Mehmed, tahta çıktığında, atalarının mirasını devraldı. İlk önceliği, idari kurumları güçlendirerek imparatorluğun temellerini sağlamlaştırmaktı. Mali denetimi sıkılaştırdı, tarım işlerini güvence altına aldı ve israf ile lüks tüketimi sınırlandırdı.

Reformları orduyu da kapsadı. Tüm askeri branşlardaki eksiklikleri düzeltti, hazırlıklı olmayı sürdürmek için ihtiyat birlikleri oluşturdu ve askerlerin maaşlarını artırarak sadakat ve disiplini sağladı. Saray da yeniden düzenlendi; tecrübeli ve yetenekli komutanlar kilit pozisyonlara atandı. Onların çabaları, Osmanlı gücünü pekiştirmede ve genişletmede belirleyici oldu.

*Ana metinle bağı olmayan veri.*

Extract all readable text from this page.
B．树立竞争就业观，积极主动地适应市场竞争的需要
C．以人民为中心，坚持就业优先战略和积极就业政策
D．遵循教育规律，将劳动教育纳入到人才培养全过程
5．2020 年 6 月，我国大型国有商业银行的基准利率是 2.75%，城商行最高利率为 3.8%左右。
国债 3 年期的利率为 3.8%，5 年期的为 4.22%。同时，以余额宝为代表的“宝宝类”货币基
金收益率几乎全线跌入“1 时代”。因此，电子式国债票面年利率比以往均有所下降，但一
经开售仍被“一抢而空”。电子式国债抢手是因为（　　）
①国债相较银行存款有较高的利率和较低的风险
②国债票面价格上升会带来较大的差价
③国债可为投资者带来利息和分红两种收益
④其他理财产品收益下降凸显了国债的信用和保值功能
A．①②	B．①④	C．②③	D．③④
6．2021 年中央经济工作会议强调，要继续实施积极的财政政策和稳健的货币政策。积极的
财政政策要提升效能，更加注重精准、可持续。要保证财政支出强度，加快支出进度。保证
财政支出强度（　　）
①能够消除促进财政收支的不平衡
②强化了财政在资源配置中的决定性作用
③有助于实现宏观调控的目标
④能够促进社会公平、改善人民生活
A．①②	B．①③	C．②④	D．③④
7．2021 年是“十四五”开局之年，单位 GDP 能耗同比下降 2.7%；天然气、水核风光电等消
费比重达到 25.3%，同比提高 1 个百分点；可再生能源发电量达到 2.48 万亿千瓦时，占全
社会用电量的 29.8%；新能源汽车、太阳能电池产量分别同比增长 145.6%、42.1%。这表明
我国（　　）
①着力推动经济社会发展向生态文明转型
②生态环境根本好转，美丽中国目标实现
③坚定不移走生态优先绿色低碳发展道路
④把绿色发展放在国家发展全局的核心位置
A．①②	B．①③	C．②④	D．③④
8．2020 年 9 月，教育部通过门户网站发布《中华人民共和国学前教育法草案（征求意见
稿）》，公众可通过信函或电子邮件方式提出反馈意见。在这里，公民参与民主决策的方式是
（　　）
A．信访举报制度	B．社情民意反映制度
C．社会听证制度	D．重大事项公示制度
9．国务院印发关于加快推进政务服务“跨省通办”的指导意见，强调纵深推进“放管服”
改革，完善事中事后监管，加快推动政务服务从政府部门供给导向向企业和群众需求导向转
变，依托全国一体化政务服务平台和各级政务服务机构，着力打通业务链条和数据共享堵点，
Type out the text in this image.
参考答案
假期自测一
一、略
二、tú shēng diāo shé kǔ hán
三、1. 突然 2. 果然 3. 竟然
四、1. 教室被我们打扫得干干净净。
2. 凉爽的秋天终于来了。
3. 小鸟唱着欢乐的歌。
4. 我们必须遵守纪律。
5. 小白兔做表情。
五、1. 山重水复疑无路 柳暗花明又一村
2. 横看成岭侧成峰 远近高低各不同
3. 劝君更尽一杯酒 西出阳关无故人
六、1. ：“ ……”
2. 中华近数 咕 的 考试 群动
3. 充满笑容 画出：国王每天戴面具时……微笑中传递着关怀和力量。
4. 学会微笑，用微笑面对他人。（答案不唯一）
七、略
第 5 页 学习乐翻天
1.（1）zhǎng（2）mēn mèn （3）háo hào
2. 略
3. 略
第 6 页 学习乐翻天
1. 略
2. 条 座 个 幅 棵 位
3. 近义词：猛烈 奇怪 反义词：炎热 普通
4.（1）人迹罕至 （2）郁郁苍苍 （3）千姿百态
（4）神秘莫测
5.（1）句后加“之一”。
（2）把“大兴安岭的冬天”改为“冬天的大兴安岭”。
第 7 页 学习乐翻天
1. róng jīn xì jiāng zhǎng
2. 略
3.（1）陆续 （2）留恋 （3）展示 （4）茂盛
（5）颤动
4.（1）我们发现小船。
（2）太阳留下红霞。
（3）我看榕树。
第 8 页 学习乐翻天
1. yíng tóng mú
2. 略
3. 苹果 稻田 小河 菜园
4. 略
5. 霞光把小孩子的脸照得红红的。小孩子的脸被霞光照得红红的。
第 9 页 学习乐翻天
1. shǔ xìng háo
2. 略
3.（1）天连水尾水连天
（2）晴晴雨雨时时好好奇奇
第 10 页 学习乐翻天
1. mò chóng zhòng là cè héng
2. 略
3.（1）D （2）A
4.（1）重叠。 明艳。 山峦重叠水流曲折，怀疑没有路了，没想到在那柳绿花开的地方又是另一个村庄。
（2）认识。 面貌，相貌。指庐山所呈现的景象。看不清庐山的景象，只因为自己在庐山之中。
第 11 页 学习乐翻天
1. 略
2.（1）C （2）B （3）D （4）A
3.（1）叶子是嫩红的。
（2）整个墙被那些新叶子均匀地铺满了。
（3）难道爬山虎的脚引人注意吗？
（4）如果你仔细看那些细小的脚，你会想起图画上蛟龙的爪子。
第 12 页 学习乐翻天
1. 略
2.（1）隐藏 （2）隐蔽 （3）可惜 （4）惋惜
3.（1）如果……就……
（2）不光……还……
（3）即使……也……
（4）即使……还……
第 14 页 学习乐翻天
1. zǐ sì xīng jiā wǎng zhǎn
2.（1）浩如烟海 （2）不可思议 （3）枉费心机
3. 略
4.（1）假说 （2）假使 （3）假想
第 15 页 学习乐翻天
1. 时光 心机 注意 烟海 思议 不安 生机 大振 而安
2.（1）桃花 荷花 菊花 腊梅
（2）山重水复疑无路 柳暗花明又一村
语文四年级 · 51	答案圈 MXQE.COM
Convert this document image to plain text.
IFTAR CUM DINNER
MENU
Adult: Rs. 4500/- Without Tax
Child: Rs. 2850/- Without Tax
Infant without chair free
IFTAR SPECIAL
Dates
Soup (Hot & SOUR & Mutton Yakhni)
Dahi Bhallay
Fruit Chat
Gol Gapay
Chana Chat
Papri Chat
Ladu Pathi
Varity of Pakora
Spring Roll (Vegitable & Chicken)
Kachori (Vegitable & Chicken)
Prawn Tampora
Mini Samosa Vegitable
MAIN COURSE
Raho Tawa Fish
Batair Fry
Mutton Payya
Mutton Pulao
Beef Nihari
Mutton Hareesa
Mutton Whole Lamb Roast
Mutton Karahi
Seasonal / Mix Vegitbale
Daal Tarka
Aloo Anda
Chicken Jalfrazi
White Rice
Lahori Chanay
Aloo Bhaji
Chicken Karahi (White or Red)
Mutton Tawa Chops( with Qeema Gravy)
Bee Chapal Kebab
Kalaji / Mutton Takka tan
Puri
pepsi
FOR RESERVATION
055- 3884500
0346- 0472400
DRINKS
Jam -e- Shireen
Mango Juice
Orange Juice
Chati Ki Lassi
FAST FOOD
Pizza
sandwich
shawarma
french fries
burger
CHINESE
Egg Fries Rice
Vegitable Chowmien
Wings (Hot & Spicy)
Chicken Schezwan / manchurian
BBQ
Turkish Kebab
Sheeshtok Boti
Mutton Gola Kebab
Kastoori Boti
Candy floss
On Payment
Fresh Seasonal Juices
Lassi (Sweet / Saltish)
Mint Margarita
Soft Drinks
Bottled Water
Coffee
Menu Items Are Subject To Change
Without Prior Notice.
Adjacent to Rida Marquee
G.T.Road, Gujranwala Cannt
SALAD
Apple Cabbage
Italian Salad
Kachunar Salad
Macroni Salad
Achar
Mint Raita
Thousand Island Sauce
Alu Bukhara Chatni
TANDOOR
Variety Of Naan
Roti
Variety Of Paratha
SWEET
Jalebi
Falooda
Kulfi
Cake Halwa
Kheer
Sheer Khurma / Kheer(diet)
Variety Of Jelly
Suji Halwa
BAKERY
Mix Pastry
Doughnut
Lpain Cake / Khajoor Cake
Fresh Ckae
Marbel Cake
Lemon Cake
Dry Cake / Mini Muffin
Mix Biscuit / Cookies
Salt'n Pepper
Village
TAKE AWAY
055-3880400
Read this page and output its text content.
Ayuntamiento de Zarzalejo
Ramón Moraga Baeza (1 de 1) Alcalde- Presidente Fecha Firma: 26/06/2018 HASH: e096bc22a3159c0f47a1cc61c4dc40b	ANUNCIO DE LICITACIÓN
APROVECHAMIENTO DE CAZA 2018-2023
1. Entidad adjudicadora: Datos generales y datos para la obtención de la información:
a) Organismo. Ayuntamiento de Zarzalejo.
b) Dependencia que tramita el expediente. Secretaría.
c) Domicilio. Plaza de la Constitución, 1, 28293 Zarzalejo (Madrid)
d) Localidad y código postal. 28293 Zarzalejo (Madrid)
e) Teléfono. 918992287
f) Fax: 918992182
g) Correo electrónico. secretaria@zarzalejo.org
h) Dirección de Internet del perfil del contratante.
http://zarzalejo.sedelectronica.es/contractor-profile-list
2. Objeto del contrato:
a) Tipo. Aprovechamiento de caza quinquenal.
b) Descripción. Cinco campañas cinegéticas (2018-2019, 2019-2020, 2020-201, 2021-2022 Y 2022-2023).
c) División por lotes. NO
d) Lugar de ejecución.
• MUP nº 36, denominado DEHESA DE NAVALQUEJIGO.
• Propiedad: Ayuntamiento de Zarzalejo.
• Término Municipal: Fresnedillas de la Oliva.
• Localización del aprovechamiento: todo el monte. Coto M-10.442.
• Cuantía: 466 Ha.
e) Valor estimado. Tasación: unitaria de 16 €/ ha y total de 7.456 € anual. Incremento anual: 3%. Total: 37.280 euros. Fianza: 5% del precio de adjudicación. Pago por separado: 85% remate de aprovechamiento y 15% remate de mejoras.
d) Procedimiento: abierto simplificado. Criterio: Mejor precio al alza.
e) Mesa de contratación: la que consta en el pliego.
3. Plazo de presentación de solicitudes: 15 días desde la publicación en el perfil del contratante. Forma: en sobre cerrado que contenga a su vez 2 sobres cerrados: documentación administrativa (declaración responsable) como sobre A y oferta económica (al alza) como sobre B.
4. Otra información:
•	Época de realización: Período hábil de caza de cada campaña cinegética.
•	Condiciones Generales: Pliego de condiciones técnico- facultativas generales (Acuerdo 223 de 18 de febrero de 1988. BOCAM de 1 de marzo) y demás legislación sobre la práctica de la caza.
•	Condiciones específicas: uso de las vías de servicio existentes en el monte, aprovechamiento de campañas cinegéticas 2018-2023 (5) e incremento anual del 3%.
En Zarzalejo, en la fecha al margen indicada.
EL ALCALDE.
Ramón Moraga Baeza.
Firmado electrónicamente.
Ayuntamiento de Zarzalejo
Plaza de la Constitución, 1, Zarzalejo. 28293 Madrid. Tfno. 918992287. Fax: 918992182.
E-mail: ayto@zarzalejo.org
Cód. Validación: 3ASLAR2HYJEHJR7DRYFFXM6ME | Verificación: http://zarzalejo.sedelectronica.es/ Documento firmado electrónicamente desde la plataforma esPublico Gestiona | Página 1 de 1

İç istikrarı sağladıktan sonra Mehmed, dikkatini dışarıya çevirdi. Gözleri, fethedip İslam’ın yayılmasına açmayı hedeflediği Hristiyan topraklarına döndü. Zaman ondan yanaydı. Bir zamanlar güçlü bir devlet olan Bizans İmparatorluğu, o dönemde zayıflamıştı. Yolsuzluk gücünü içten çürütmüş, diğer Avrupa güçleriyle rekabetler etkisini azaltmış ve iç bölünmeler savunmasız bırakmıştı. Mehmed, bu zafiyeti fark etti ve vizyonu ile kararlılığıyla kesin darbeyi vurmak için hazırlandı.